According to BATFE, an SBR maintains its status as an SBR as long as the short barrel is attached to the lower or the owner/maker/manufacturer "retains control" over the components that make it an SBR. So you can take the barrel or upper off of the lower and it remains subject to all NFA requirements. Sell or destroy the upper or lower, and it looks like the lower is no longer subject to the NFA.
To correct a misapprehension I had until 5 minutes ago, apparently you can't simply swap the short barrelled upper of an SBR with a 16 inch barrelled upper and take it across state lines. BATFE says that if you "retain control" over the short barrelled upper, the SBR retains its status as an SBR and you have to notify BATFE if you take it to another state. . See
BATFE FAQ. As always, check your local laws.
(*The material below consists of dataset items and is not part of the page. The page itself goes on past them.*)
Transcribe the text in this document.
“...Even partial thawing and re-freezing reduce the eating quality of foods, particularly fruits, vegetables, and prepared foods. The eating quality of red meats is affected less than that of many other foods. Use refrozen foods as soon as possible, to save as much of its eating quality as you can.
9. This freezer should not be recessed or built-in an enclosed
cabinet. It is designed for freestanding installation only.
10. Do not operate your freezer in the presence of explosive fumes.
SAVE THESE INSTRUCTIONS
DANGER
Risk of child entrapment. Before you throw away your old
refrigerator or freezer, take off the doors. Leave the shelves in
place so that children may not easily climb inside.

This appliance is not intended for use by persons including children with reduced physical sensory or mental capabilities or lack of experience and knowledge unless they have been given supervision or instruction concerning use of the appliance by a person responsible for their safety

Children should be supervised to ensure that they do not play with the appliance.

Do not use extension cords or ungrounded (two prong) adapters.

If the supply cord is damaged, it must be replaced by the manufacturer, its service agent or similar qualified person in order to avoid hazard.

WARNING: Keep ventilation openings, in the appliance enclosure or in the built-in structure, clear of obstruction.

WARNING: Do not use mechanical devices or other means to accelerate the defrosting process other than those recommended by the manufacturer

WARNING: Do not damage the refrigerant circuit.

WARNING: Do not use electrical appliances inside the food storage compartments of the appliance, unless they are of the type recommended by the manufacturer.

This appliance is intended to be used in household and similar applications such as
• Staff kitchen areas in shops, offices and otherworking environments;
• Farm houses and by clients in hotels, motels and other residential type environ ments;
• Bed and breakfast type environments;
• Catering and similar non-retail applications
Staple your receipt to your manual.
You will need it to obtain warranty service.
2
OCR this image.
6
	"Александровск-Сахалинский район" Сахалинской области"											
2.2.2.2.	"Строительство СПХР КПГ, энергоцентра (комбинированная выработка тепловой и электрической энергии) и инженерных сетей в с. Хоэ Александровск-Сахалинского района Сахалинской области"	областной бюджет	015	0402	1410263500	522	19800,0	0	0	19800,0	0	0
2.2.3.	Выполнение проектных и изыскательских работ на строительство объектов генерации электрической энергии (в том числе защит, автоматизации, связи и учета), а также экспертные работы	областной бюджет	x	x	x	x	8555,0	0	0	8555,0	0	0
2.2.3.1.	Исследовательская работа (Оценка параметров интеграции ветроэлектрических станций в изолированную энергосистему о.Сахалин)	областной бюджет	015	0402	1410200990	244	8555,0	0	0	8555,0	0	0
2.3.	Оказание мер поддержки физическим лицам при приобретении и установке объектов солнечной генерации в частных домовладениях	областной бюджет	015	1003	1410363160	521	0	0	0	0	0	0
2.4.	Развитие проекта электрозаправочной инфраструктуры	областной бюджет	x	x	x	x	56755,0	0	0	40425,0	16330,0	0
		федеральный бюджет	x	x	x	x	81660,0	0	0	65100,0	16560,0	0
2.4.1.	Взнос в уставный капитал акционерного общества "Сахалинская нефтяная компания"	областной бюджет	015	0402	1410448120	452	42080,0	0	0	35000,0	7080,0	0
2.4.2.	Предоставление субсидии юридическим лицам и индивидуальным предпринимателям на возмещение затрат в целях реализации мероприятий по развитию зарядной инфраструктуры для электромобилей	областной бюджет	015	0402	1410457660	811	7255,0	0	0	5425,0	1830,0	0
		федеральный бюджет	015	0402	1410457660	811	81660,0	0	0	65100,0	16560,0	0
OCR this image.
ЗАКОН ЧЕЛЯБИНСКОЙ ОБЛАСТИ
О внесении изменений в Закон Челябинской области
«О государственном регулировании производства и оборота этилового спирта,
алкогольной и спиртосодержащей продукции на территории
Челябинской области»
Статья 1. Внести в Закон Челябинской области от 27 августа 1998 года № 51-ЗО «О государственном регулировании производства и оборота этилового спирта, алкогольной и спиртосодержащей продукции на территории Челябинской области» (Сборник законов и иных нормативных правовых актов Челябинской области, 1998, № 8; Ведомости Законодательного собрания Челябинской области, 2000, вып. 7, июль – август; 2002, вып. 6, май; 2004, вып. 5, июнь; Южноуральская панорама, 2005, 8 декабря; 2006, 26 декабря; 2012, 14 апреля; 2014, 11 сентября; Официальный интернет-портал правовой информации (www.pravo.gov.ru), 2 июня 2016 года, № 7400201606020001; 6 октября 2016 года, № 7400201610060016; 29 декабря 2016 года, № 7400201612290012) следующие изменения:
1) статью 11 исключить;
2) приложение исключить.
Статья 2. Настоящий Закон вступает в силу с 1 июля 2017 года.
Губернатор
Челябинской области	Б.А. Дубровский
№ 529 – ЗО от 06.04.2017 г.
These Byzantine and often self-contradictory regulations are a perfect example of why giving agencies expansive power to make regulations interpreting poorly drafted laws can create a chilling effect on commerce. How many companies were selling "SBR" lowers without any knowledge that what they were doing potentially created NFA violations? Now apparently they can't. There is ultimately no way you can get a straight answer as to what the law is when the agency can change its regulations at any given time. A perfect example is whether the upper or lower receiver is a firearm. BATFE classifies the AR-15 lower as the firearm, but the upper is the firearm for the FAL, FNC, and the SCAR. Until 2008, the FNC lower was the receiver; BATFE reclassified the upper as the receiver that year.